Caprée et Taurus s'étaient développés avec aisance. La discipline pour la paix, et c'était tout. Ni l'une ni l'autre des communautés caëllaises n'avaient voulu prendre le risque de s'immiscer dans la guerre virgaise.

Alors la vie poursuivait son cours, dans la guerre et la prospérité.


Une bonne centaine d'adolescents Hidjins étaient regroupés sur la rive de la rivière Hurl. Ils s'échauffaient dans des mouvements parfaitement synchronisés. De loin, le spectacle était assez impressionnant : de parfaits soldats, armes à leurs pieds, sans personne pour les surveiller. Ces gestes étaient tant ancrés dans leur routine qu'ils n'avaient pas attendu l'officier chargé de leur formation. Alors que les groupes commençaient à s'organiser le plus naturellement du monde, une femme se présenta devant eux. Elle ne dépassait pas la quarantaine, mais aucun ne l'avait jamais vue ici. Elle prit la parole avec un grand sourire :

- Je suis Erèbe, enseignante du maniement des armes capréenne, se présenta-t-elle. Ne me considérez pas comme étrangère, si je me tiens devant vous ici, c'est que je ne suis pas l'ennemie. Vous pouvez m'accorder votre confiance, en moi et en mes méthodes de travail. On m'a parlé de votre organisation fixe qui limite la collaboration et votre marge de progression. 

Un silence de mort régnait alors qu'elle parlait. Kanju, adolescente parmi les autres, la dévisageait, méfiante. Chaque groupe fonctionnait ainsi de la même façon : on s'organisait selon son arme de prédilection, on s'entraînait aux tirs ou aux duels selon le niveau et on augmentait la difficulté. Rien de nouveau, une routine efficace et simple à respecter.

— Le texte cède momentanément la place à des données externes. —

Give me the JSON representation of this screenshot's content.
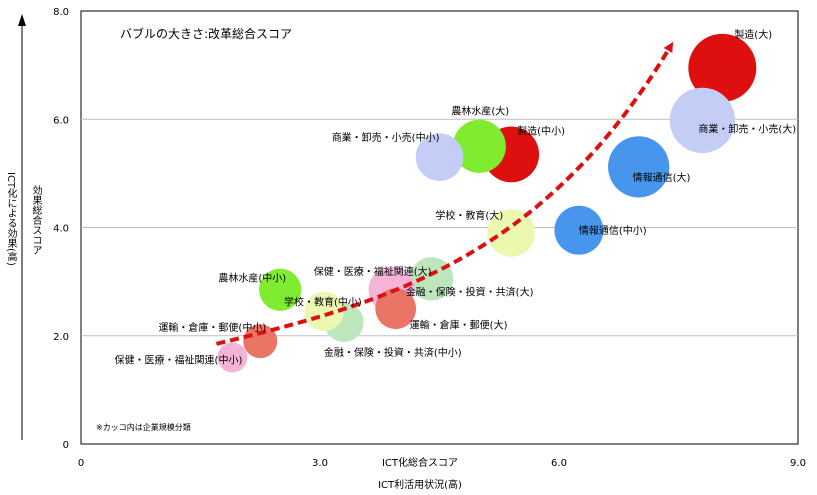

- C'est pour cela qu'à partir d'aujourd'hui, je me chargerai de l'organisation de chaque groupe chaque jour. De plus, votre niveau est varié, et semble aller de virtuose à très bon, mais il vous est impossible de progresser dans votre routine. Je vous donnerai donc de nouveaux exercices chaque jour, qui vous permettront de vous adapter à chaque situation.

Définitivement, elle ne disait rien pour plaire à la jeune caëllaise qui la fixait, seule paire d'yeux bruns au milieu de cet océan vert. Elle se permettait donc de débarquer ainsi, et de bouleverser sa routine. Kanju lança un regard à Artès qui lui exprimait tout son mécontentement, mais son ami ne put lui répondre qu'en agitant négativement la tête.

- Bien, que tous les épéistes se regroupent ici, les archers se mettront plus loin, de même que ceux qui utilisent le poignard, et les deux au lance-pierre, ne bougez pas.

Kanju rejoignit les autres archers dans un soupir agacé tandis que la masse immobile se mettait en route. Elle abandonna Artès avec Laynë, l'autre tireuse de pierres sous le regard dépité de son meilleur ami.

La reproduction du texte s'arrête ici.